Task Force Imaging (representatives of coordinating center, and the department of neuroradiology):

  • Planning of imaging sequences

  • Planning of imaging data processing and analysis

A steering committee or endpoint adjudication committee is not planned given the observational non-interventional design of this study.

Data monitoring and reporting of adverse events and harms

Complete and correct data collection and storage will be supervised under responsibility of the principal investigator. Since this an observational study, we do not expect adverse events to occur related to only research procedures and not to usual medical procedures. Nevertheless, adverse events will be collected, reported and assessed using a standardized sheet.

Post-stroke care is provided by the established infrastructure for stroke care. In case of an accident on the way to the hospital or back (for the final examination), a commuting accident insurance is in place.

Frequency and plans for auditing trial conduct

The primary study center is affiliated with the Center for Clinical Studies (Zentrum für klinische Studien – ZKS) of the University Hospital Tübingen. This association comes with a yearly external audit as well as regular internal audits (at least two per year) monitoring the accordance of study procedures with the law and internal standard operating procedures following the International Organization of Standardization (ISO) standard 9001.

Plans for communicating important protocol amendments to relevant parties (e.g. trial participants, ethical committees)

Any modifications to the study protocol that may have impact on the conduct of the study, potential benefit of the patient or may affect patient safety, including changes of study objectives, study design, patient population, sample sizes, study procedures, or significant administrative aspects require a formal amendment to the protocol. Such amendment will be agreed upon by the principal investigator and the project partners and approved by the responsible ethics committees prior to implementation.

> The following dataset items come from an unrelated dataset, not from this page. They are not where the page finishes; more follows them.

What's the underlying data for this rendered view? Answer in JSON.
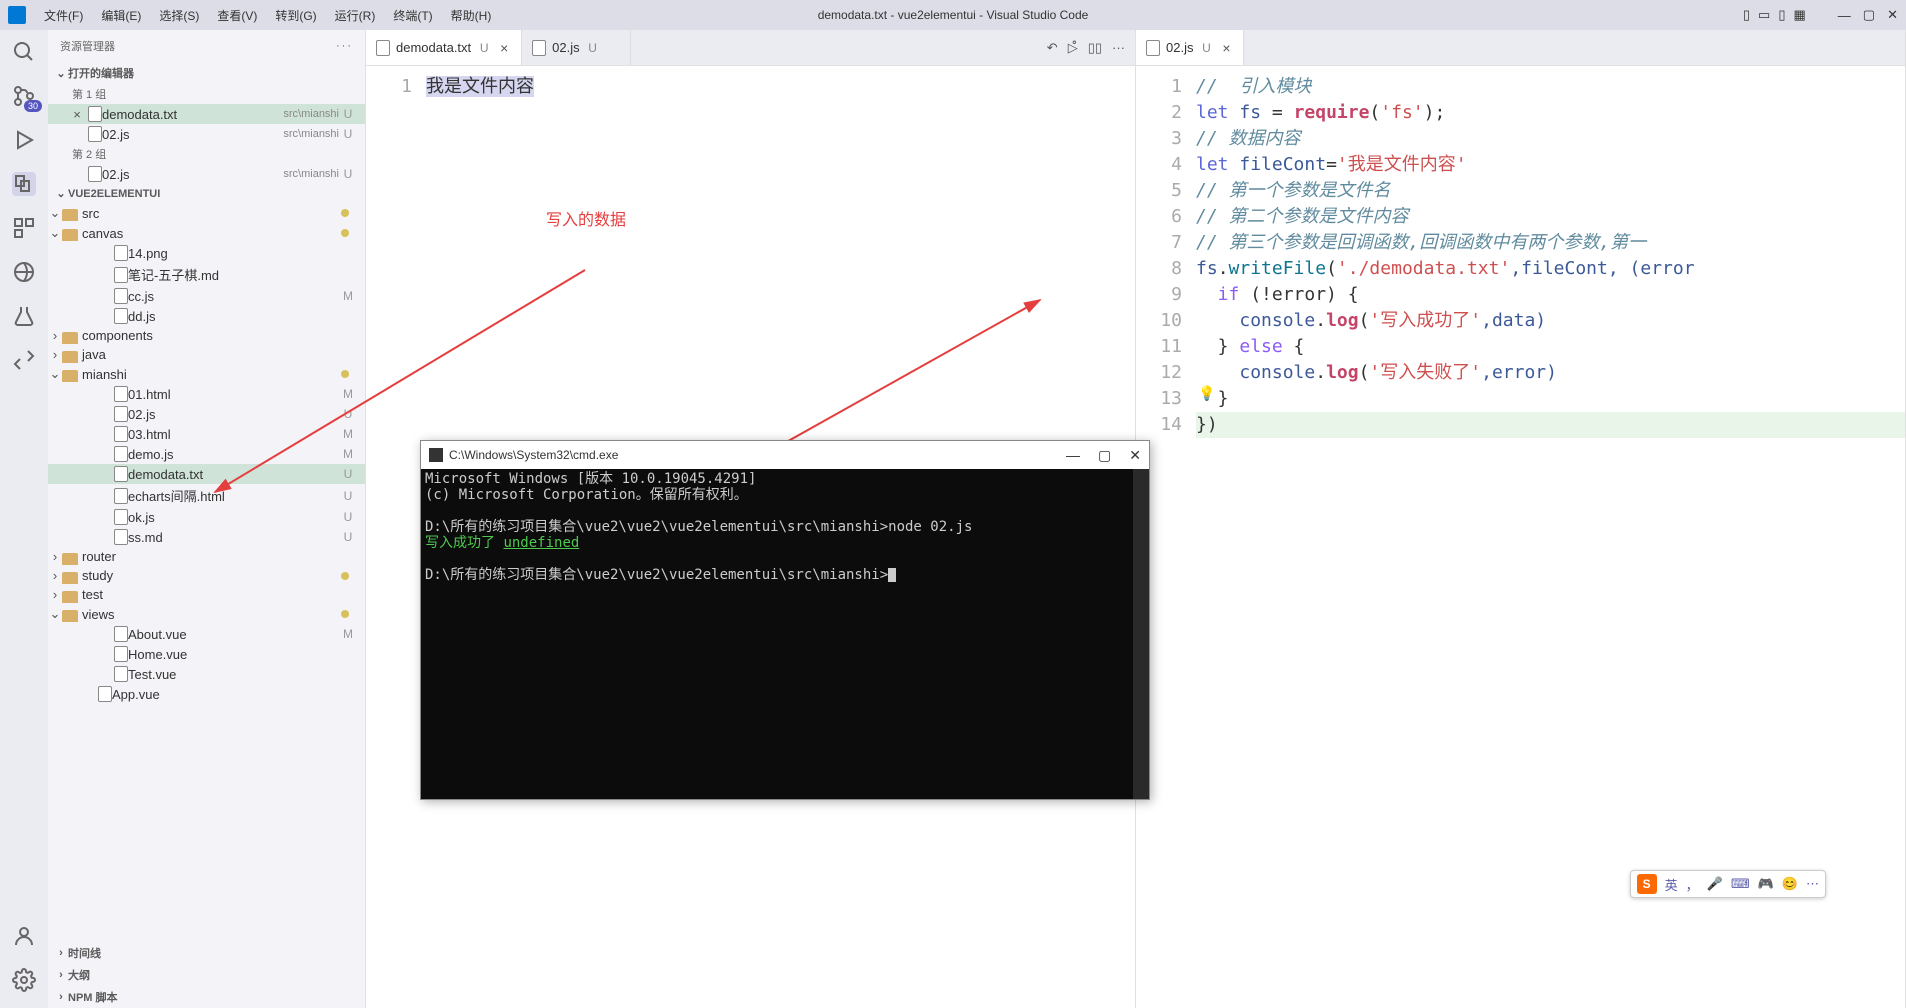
{
  "window": {
    "title": "demodata.txt - vue2elementui - Visual Studio Code"
  },
  "menubar": {
    "items": [
      "文件(F)",
      "编辑(E)",
      "选择(S)",
      "查看(V)",
      "转到(G)",
      "运行(R)",
      "终端(T)",
      "帮助(H)"
    ]
  },
  "activitybar": {
    "badge": "30"
  },
  "sidebar": {
    "title": "资源管理器",
    "actionsLabel": "···",
    "openEditors": {
      "label": "打开的编辑器",
      "groups": [
        {
          "label": "第 1 组",
          "files": [
            {
              "name": "demodata.txt",
              "path": "src\\mianshi",
              "status": "U",
              "active": true
            },
            {
              "name": "02.js",
              "path": "src\\mianshi",
              "status": "U",
              "active": false
            }
          ]
        },
        {
          "label": "第 2 组",
          "files": [
            {
              "name": "02.js",
              "path": "src\\mianshi",
              "status": "U",
              "active": false
            }
          ]
        }
      ]
    },
    "workspace": {
      "name": "VUE2ELEMENTUI",
      "tree": [
        {
          "type": "folder",
          "name": "src",
          "indent": 1,
          "open": true,
          "dot": true
        },
        {
          "type": "folder",
          "name": "canvas",
          "indent": 2,
          "open": true,
          "dot": true
        },
        {
          "type": "file",
          "name": "14.png",
          "indent": 3
        },
        {
          "type": "file",
          "name": "笔记-五子棋.md",
          "indent": 3
        },
        {
          "type": "file",
          "name": "cc.js",
          "indent": 3,
          "status": "M"
        },
        {
          "type": "file",
          "name": "dd.js",
          "indent": 3
        },
        {
          "type": "folder",
          "name": "components",
          "indent": 2,
          "open": false
        },
        {
          "type": "folder",
          "name": "java",
          "indent": 2,
          "open": false
        },
        {
          "type": "folder",
          "name": "mianshi",
          "indent": 2,
          "open": true,
          "dot": true
        },
        {
          "type": "file",
          "name": "01.html",
          "indent": 3,
          "status": "M"
        },
        {
          "type": "file",
          "name": "02.js",
          "indent": 3,
          "status": "U"
        },
        {
          "type": "file",
          "name": "03.html",
          "indent": 3,
          "status": "M"
        },
        {
          "type": "file",
          "name": "demo.js",
          "indent": 3,
          "status": "M"
        },
        {
          "type": "file",
          "name": "demodata.txt",
          "indent": 3,
          "status": "U",
          "selected": true
        },
        {
          "type": "file",
          "name": "echarts间隔.html",
          "indent": 3,
          "status": "U"
        },
        {
          "type": "file",
          "name": "ok.js",
          "indent": 3,
          "status": "U"
        },
        {
          "type": "file",
          "name": "ss.md",
          "indent": 3,
          "status": "U"
        },
        {
          "type": "folder",
          "name": "router",
          "indent": 2,
          "open": false
        },
        {
          "type": "folder",
          "name": "study",
          "indent": 2,
          "open": false,
          "dot": true
        },
        {
          "type": "folder",
          "name": "test",
          "indent": 2,
          "open": false
        },
        {
          "type": "folder",
          "name": "views",
          "indent": 2,
          "open": true,
          "dot": true
        },
        {
          "type": "file",
          "name": "About.vue",
          "indent": 3,
          "status": "M"
        },
        {
          "type": "file",
          "name": "Home.vue",
          "indent": 3
        },
        {
          "type": "file",
          "name": "Test.vue",
          "indent": 3
        },
        {
          "type": "file",
          "name": "App.vue",
          "indent": 2
        }
      ]
    },
    "bottomSections": [
      "时间线",
      "大纲",
      "NPM 脚本"
    ]
  },
  "editorLeft": {
    "tabs": [
      {
        "name": "demodata.txt",
        "status": "U",
        "active": true,
        "closable": true
      },
      {
        "name": "02.js",
        "status": "U",
        "active": false,
        "closable": false
      }
    ],
    "lineNumbers": [
      "1"
    ],
    "content": "我是文件内容",
    "annotation": "写入的数据"
  },
  "editorRight": {
    "tabs": [
      {
        "name": "02.js",
        "status": "U",
        "active": true,
        "closable": true
      }
    ],
    "lineNumbers": [
      "1",
      "2",
      "3",
      "4",
      "5",
      "6",
      "7",
      "8",
      "9",
      "10",
      "11",
      "12",
      "13",
      "14"
    ],
    "code": {
      "l1": "//  引入模块",
      "l2_let": "let",
      "l2_fs": " fs ",
      "l2_eq": "= ",
      "l2_req": "require",
      "l2_arg": "('fs');",
      "l2_str": "'fs'",
      "l3": "// 数据内容",
      "l4_let": "let",
      "l4_var": " fileCont",
      "l4_eq": "=",
      "l4_str": "'我是文件内容'",
      "l5": "// 第一个参数是文件名",
      "l6": "// 第二个参数是文件内容",
      "l7": "// 第三个参数是回调函数,回调函数中有两个参数,第一",
      "l8_fs": "fs",
      "l8_dot": ".",
      "l8_wr": "writeFile",
      "l8_p1": "(",
      "l8_str": "'./demodata.txt'",
      "l8_c": ",fileCont, (error",
      "l9_if": "  if",
      "l9_cond": " (!error) {",
      "l10_pre": "    ",
      "l10_cons": "console",
      "l10_dot": ".",
      "l10_log": "log",
      "l10_p": "(",
      "l10_str": "'写入成功了'",
      "l10_rest": ",data)",
      "l11": "  } ",
      "l11_else": "else",
      "l11_b": " {",
      "l12_pre": "    ",
      "l12_cons": "console",
      "l12_dot": ".",
      "l12_log": "log",
      "l12_p": "(",
      "l12_str": "'写入失败了'",
      "l12_rest": ",error)",
      "l13": "  }",
      "l14": "})"
    }
  },
  "terminal": {
    "title": "C:\\Windows\\System32\\cmd.exe",
    "lines": {
      "l1": "Microsoft Windows [版本 10.0.19045.4291]",
      "l2": "(c) Microsoft Corporation。保留所有权利。",
      "l3": "",
      "l4": "D:\\所有的练习项目集合\\vue2\\vue2\\vue2elementui\\src\\mianshi>node 02.js",
      "l5a": "写入成功了 ",
      "l5b": "undefined",
      "l6": "",
      "l7": "D:\\所有的练习项目集合\\vue2\\vue2\\vue2elementui\\src\\mianshi>"
    }
  },
  "ime": {
    "lang": "英",
    "icons": [
      "，",
      "🎤",
      "⌨",
      "🎮",
      "😊",
      "⋯"
    ]
  }
}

Administrative changes of the protocol are minor corrections and/or clarifications that will have no effect on the way the study is to be conducted. These administrative changes will be agreed upon by the principal investigator and the project partners.

Dissemination plans

The results of this study will be disseminated via open-access publications in peer-reviewed journals, and presentations in local, national and international meetings and conferences, exclusively using anonymized data. No other publication restrictions apply.

Discussion

The primary objective of the present study is to identify markers in the acute phase of stroke predicting recovery of UE motor function and determine the most suitable neurorehabilitative treatment in a given patient based on the acquired data sets using machine learning algorithms.

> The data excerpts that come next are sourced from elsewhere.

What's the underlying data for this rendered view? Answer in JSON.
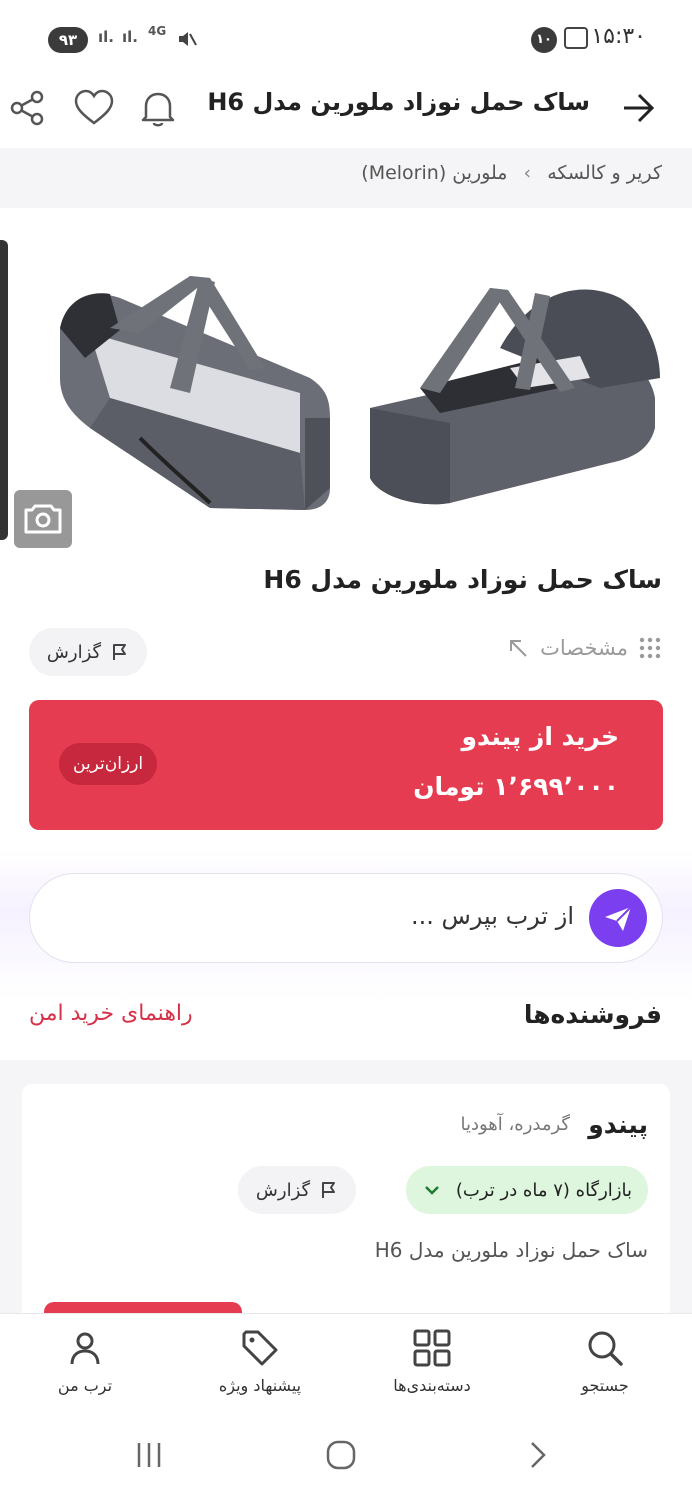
{
  "status_bar": {
    "battery": "۹۳",
    "network": "4G",
    "notification_count": "۱۰",
    "time": "۱۵:۳۰"
  },
  "header": {
    "title": "ساک حمل نوزاد ملورین مدل H6",
    "icons": [
      "back-arrow-icon",
      "bell-icon",
      "heart-icon",
      "share-icon"
    ]
  },
  "breadcrumb": {
    "items": [
      "کریر و کالسکه",
      "ملورین (Melorin)"
    ],
    "separator": "›"
  },
  "product": {
    "title": "ساک حمل نوزاد ملورین مدل H6",
    "specs_label": "مشخصات",
    "report_label": "گزارش"
  },
  "buy_card": {
    "title": "خرید از پیندو",
    "price": "۱٬۶۹۹٬۰۰۰ تومان",
    "badge": "ارزان‌ترین",
    "color": "#e63c51"
  },
  "ask": {
    "placeholder": "از ترب بپرس ..."
  },
  "sellers": {
    "title": "فروشنده‌ها",
    "safe_guide": "راهنمای خرید امن",
    "items": [
      {
        "name": "پیندو",
        "location": "گرمدره، آهودیا",
        "badge": "بازارگاه (۷ ماه در ترب)",
        "report_label": "گزارش",
        "product": "ساک حمل نوزاد ملورین مدل H6"
      }
    ]
  },
  "bottom_nav": {
    "items": [
      {
        "label": "ترب من",
        "icon": "user-icon"
      },
      {
        "label": "پیشنهاد ویژه",
        "icon": "tag-icon"
      },
      {
        "label": "دسته‌بندی‌ها",
        "icon": "grid-icon"
      },
      {
        "label": "جستجو",
        "icon": "search-icon"
      }
    ]
  }
}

Although we aim to include the whole spectrum of stroke patients (with a FM-UE ≤ 50 points, indicating a relevant deficit), it is possible that the majority of recruited patients will have relatively mild impairment as the whole test battery and the additional electrophysiological examinations might be viewed as strenuous, particularly for severely affected patients. Thus, the data set might be biased towards less affected patients. However, some of the clinical tests and the neuroimaging are part of the usual stroke work-up anyways, and the additional clinical and electrophysiological tests are designed to be executed with a minimal amount of active participation. Thus, we assume that we will be able to collect sufficient data of severely affected stroke patients, in order to draw generalizable conclusions from the study findings.

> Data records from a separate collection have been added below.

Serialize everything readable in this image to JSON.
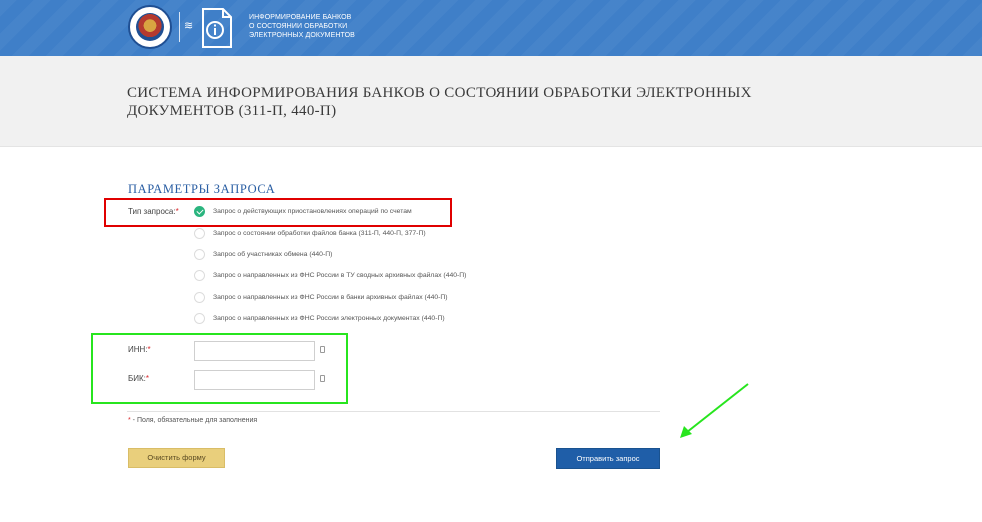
{
  "header": {
    "logo_lines": [
      "ИНФОРМИРОВАНИЕ БАНКОВ",
      "О СОСТОЯНИИ ОБРАБОТКИ",
      "ЭЛЕКТРОННЫХ ДОКУМЕНТОВ"
    ],
    "color": "#3f7fc8"
  },
  "page": {
    "title_line1": "СИСТЕМА ИНФОРМИРОВАНИЯ БАНКОВ О СОСТОЯНИИ ОБРАБОТКИ ЭЛЕКТРОННЫХ",
    "title_line2": "ДОКУМЕНТОВ (311-П, 440-П)"
  },
  "form": {
    "section_title": "ПАРАМЕТРЫ ЗАПРОСА",
    "request_type_label": "Тип запроса:",
    "required_mark": "*",
    "options": [
      {
        "label": "Запрос о действующих приостановлениях операций по счетам",
        "checked": true
      },
      {
        "label": "Запрос о состоянии обработки файлов банка (311-П, 440-П, 377-П)",
        "checked": false
      },
      {
        "label": "Запрос об участниках обмена (440-П)",
        "checked": false
      },
      {
        "label": "Запрос о направленных из ФНС России в ТУ сводных архивных файлах (440-П)",
        "checked": false
      },
      {
        "label": "Запрос о направленных из ФНС России в банки архивных файлах (440-П)",
        "checked": false
      },
      {
        "label": "Запрос о направленных из ФНС России электронных документах (440-П)",
        "checked": false
      }
    ],
    "inn_label": "ИНН:",
    "inn_value": "",
    "bik_label": "БИК:",
    "bik_value": "",
    "note_text": " - Поля, обязательные для заполнения",
    "clear_button": "Очистить форму",
    "submit_button": "Отправить запрос"
  },
  "colors": {
    "accent_blue": "#2a5ea3",
    "check_green": "#2bb57f",
    "clear_button": "#e9cf7c",
    "submit_button": "#1f5ea8",
    "annotation_red": "#e00000",
    "annotation_green": "#27e51e"
  }
}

Whereas the collection of the primary data set in the stroke units is relatively straightforward, it might be more difficult to encompass the rehabilitation process, which is heavily influenced by motivation of the patient and support by relatives. Therefore, we invested a lot of effort in creating items for documenting these aspects of the rehabilitation process by a questionnaire capturing these potentially influencing factors. Hence, we assume we will be able to gather a comprehensive data set of the rehabilitation process.